What the registry is not¶
- Not the inference contract — per-model input/output names, normalisation, and expected ranges live in the sidecar JSON next to the ONNX (
<basename>.json). The registry stays small and easy to audit; the sidecar carries the runtime knobs. Attached multi-output models may use sidecaroutput_names[]to provide stable scalar-score suffixes for report keys. - Not the operator-allowlist source of truth — that's
core/src/dnn/op_allowlist.c.
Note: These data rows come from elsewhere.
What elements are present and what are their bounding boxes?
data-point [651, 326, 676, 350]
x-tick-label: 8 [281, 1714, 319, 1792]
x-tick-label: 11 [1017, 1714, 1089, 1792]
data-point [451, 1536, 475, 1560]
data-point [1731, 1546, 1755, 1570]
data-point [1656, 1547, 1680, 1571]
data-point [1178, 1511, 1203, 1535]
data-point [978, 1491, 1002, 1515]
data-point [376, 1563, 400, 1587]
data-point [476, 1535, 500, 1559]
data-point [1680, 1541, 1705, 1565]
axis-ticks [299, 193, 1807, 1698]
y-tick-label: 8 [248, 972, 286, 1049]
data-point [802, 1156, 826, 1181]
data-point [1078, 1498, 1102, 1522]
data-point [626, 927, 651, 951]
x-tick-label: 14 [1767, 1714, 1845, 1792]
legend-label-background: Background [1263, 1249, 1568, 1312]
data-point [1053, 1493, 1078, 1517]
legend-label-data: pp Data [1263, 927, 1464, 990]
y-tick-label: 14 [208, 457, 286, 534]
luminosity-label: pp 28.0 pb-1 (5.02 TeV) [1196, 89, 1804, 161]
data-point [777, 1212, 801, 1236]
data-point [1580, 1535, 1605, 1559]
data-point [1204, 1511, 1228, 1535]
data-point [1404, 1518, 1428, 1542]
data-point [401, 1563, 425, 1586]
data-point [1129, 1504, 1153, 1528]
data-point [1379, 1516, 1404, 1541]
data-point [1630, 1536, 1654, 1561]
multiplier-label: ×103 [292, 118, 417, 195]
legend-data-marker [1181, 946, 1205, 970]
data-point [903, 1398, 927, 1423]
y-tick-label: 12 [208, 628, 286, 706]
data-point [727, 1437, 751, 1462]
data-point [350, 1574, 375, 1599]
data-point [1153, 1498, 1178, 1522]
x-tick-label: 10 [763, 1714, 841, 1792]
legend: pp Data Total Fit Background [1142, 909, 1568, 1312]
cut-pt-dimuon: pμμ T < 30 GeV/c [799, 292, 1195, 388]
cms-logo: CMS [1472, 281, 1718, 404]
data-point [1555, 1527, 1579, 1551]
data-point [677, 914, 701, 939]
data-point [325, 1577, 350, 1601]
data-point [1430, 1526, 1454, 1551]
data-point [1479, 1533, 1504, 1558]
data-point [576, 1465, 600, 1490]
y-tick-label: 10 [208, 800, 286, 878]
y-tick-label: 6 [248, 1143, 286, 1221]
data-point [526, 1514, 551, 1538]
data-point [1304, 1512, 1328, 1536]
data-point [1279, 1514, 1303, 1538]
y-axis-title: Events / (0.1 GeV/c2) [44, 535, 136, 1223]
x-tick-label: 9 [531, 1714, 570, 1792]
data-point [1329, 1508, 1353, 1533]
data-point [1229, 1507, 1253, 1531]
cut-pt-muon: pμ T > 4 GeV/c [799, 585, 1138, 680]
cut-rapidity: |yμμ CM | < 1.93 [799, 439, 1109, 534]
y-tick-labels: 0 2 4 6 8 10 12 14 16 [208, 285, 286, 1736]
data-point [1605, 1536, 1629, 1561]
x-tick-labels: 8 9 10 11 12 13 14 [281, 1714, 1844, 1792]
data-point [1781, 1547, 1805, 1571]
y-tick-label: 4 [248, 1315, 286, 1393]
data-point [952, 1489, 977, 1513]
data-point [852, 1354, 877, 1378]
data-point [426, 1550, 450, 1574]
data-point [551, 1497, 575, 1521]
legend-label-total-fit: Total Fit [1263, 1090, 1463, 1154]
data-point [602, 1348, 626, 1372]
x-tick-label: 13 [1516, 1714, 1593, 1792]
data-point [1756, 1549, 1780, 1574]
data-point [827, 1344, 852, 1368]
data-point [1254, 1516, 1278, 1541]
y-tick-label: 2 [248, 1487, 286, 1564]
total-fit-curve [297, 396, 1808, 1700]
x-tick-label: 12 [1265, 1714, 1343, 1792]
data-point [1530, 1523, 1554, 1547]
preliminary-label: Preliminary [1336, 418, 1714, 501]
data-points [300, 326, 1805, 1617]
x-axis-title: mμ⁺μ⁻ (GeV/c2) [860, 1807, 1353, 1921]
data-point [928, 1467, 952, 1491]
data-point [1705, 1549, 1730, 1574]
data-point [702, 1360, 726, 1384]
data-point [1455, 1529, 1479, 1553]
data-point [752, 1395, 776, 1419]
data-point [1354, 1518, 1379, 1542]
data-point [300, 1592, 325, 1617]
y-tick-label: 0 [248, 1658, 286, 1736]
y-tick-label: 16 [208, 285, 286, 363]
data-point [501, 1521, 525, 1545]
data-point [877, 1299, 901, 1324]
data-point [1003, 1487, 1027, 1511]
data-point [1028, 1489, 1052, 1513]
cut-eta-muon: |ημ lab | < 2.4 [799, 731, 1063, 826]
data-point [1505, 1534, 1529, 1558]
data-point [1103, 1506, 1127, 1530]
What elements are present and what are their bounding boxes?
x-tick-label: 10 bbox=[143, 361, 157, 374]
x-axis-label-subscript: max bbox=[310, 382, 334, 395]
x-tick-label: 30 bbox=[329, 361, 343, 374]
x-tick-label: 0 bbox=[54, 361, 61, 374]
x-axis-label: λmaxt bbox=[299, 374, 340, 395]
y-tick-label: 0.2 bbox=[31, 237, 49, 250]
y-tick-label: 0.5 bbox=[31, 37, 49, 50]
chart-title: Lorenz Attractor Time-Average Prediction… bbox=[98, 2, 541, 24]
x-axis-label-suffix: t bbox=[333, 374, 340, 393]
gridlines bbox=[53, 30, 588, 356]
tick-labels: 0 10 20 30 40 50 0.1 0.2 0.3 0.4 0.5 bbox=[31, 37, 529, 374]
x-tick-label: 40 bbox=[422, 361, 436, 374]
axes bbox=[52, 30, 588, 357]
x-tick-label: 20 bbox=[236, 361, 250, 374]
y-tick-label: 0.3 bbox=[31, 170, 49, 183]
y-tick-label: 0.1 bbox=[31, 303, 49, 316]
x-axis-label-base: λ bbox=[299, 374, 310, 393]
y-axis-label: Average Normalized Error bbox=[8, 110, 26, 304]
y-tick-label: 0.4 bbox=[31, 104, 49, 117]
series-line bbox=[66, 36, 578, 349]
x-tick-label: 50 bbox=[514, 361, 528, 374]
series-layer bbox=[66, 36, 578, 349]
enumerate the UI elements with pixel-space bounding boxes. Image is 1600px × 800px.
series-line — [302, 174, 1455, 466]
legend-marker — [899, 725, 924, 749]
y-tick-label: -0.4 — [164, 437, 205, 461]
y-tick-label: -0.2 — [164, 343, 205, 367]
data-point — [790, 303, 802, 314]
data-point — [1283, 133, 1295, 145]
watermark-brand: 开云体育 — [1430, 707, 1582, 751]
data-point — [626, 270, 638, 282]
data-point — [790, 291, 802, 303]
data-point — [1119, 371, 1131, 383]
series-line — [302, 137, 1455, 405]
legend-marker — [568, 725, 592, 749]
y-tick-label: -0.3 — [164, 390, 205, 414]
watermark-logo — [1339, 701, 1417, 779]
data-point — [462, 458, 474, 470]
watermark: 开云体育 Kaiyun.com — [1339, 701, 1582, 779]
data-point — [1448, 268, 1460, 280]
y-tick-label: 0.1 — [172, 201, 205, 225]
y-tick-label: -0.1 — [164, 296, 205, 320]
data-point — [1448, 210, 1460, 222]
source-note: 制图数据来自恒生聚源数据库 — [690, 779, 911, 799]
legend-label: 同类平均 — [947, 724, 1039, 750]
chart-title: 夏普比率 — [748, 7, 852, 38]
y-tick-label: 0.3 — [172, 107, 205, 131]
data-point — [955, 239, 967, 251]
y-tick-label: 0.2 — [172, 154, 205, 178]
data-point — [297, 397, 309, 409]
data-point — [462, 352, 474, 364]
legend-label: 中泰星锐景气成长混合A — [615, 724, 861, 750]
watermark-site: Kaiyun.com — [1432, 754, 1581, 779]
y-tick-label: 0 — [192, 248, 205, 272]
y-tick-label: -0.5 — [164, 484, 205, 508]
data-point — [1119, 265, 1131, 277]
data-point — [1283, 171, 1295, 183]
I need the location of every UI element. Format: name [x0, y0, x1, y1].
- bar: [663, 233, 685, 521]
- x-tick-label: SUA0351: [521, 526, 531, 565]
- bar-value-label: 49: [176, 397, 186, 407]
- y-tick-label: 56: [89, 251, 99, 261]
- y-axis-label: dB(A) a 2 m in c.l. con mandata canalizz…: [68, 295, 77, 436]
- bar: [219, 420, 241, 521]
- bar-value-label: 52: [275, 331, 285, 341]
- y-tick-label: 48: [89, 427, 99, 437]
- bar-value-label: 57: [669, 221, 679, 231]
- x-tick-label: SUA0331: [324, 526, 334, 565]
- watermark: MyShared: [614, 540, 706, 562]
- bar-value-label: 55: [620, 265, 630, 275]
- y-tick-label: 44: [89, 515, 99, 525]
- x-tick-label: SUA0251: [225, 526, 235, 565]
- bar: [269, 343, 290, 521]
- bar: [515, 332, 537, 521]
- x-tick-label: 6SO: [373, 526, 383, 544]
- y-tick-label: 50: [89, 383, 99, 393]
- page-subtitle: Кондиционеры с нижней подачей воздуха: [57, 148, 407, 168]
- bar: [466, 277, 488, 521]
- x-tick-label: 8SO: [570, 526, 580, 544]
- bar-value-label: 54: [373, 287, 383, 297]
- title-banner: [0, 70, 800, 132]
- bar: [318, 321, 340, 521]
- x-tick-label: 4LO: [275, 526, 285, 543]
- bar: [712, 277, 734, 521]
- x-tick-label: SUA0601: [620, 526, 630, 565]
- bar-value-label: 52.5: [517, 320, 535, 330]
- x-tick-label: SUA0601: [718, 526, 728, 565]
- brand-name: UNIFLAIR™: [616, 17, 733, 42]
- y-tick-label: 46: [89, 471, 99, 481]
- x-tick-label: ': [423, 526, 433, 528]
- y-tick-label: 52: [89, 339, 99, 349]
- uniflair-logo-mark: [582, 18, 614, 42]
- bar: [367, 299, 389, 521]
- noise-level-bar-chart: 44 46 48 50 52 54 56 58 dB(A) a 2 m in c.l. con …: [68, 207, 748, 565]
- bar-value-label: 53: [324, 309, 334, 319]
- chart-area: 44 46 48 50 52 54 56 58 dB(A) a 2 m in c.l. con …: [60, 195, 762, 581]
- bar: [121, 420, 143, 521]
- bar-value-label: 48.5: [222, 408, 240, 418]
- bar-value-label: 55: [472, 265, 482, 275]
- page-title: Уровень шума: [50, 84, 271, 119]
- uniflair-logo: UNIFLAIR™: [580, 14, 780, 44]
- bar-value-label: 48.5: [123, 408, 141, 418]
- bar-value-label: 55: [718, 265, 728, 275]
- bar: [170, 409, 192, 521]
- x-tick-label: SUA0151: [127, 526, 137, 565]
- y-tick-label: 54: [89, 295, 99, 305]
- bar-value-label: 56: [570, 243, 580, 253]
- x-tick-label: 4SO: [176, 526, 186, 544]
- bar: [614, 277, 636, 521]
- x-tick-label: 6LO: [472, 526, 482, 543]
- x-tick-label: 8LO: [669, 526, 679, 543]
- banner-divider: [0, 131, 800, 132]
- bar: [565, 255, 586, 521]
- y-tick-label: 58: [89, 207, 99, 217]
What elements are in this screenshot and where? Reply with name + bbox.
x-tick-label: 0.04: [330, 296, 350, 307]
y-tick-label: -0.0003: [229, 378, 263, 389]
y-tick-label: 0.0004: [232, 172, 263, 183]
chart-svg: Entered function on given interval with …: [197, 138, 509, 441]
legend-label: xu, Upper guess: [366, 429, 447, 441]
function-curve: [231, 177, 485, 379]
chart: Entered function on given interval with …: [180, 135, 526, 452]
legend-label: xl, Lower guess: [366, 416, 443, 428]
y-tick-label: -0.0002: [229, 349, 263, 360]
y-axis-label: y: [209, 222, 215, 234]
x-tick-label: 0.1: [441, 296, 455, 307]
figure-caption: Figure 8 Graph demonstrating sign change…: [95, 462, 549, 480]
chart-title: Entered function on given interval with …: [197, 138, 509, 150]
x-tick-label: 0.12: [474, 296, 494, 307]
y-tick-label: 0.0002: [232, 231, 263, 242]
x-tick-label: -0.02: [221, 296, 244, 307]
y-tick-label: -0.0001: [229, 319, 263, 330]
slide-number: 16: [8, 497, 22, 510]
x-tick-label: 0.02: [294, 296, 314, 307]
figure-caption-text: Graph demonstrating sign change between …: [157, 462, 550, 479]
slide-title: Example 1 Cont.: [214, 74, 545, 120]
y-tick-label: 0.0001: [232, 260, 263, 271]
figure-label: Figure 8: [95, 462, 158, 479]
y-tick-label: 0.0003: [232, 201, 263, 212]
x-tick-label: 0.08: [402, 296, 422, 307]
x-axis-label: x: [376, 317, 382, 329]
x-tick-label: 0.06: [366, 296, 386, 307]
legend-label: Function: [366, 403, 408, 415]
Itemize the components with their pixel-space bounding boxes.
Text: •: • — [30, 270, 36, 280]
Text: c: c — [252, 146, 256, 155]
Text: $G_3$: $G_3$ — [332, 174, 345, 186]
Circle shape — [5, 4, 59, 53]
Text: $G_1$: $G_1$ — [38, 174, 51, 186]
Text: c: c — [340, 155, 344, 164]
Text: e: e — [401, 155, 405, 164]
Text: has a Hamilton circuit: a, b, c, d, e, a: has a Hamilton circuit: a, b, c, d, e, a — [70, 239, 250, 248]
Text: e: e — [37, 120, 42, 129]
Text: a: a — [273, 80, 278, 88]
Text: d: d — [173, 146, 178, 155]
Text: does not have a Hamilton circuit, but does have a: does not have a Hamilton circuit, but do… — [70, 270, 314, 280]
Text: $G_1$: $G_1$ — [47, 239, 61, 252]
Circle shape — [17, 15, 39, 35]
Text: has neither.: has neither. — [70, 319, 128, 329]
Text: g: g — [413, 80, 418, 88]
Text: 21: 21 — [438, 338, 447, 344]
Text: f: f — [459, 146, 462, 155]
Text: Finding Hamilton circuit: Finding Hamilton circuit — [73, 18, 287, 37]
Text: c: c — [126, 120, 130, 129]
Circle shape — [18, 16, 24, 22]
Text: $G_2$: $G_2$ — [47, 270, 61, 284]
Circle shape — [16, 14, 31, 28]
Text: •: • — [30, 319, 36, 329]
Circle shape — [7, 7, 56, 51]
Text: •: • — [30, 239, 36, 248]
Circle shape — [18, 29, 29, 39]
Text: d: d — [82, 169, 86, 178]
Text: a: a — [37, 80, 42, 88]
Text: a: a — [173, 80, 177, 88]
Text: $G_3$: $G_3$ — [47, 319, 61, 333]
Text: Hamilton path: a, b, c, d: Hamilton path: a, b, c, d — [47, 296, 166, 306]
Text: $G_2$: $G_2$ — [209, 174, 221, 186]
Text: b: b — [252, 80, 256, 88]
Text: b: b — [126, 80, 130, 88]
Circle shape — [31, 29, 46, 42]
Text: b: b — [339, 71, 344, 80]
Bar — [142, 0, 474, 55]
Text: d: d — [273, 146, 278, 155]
The registry pins identity; the allowlist constrains content. - Not a path allowlist — use
VMAF_TINY_MODEL_DIRwhen deployments need to reject model paths outside a caller-trusted directory.
Adding a new model¶
- Drop the
.onnxand matching<basename>.jsonsidecar undermodel/tiny/. - Compute the sha256:
sha256sum model/tiny/<name>.onnx. - Add an entry to
registry.json— see existing entries as templates; the schema enforces required fields. - Bundle generation happens at release time; pre-release the
sigstore_bundlepath may point at a not-yet-existing file. - Run
python3 ai/scripts/validate_model_registry.pyand fix any reported issues.
The /add-model <path> skill scaffolds steps 1–4 for you.
CI-only smoke fixtures (smoke: true)¶
Several registry entries exist solely to exercise the loader / validator pipeline in CI and are not user-facing surfaces. They are exempt from the ADR-0042 five-point model-card requirement; no docs/ai/models/ card is expected or needed for them.
| Registry id | Notes |
|---|---|
smoke_v0 | Minimal ONNX graph used by test_model_loader.c smoke test. |
smoke_fp16_v0 | Same graph, fp16 weights — exercises the fp16 loader path. |
smoke_multi_output_v0 | Multi-output fixture (mean_score + peak_score) used by test_vmaf_use_tiny_model.c — exercises the attached multi-output DNN path. |
smoke_v0_symbolic_batch | Symbolic-batch fixture (dynamic first dim) used by test_vmaf_use_tiny_model.c — exercises the batch-agnostic load path. |
dists_sq_placeholder_v0 | Superseded placeholder; replaced by dists_sq (real weights). The non-placeholder card lives at docs/ai/models/dists_sq.md. |
mobilesal_placeholder_v0 | Placeholder until the full U-2-Net weights clear compliance (ADR-0257). Non-placeholder card: docs/ai/models/mobilesal.md. |
vmaf_tiny_v1 | Superseded by vmaf_tiny_v2; kept for loader back-compat tests. |
vmaf_tiny_v1_medium | Superseded by vmaf_tiny_v2; kept for loader back-compat tests. |
These ids are excluded from doc-coverage checks. Do not promote them to smoke: false without first shipping a model card and the full ADR-0042 bar.
lpips_sq_v1 — name vs card mismatch¶
The registry entry lpips_sq_v1 (smoke: false) points to lpips_sq.onnx. Its model card is at docs/ai/models/lpips_sq.md (without the _v1 suffix). The card covers the same model; the naming divergence is a tracked cosmetic gap (scaffold-audit ADR-0621 P3-5). Until the card is renamed, treat lpips_sq.md as the authoritative card for lpips_sq_v1.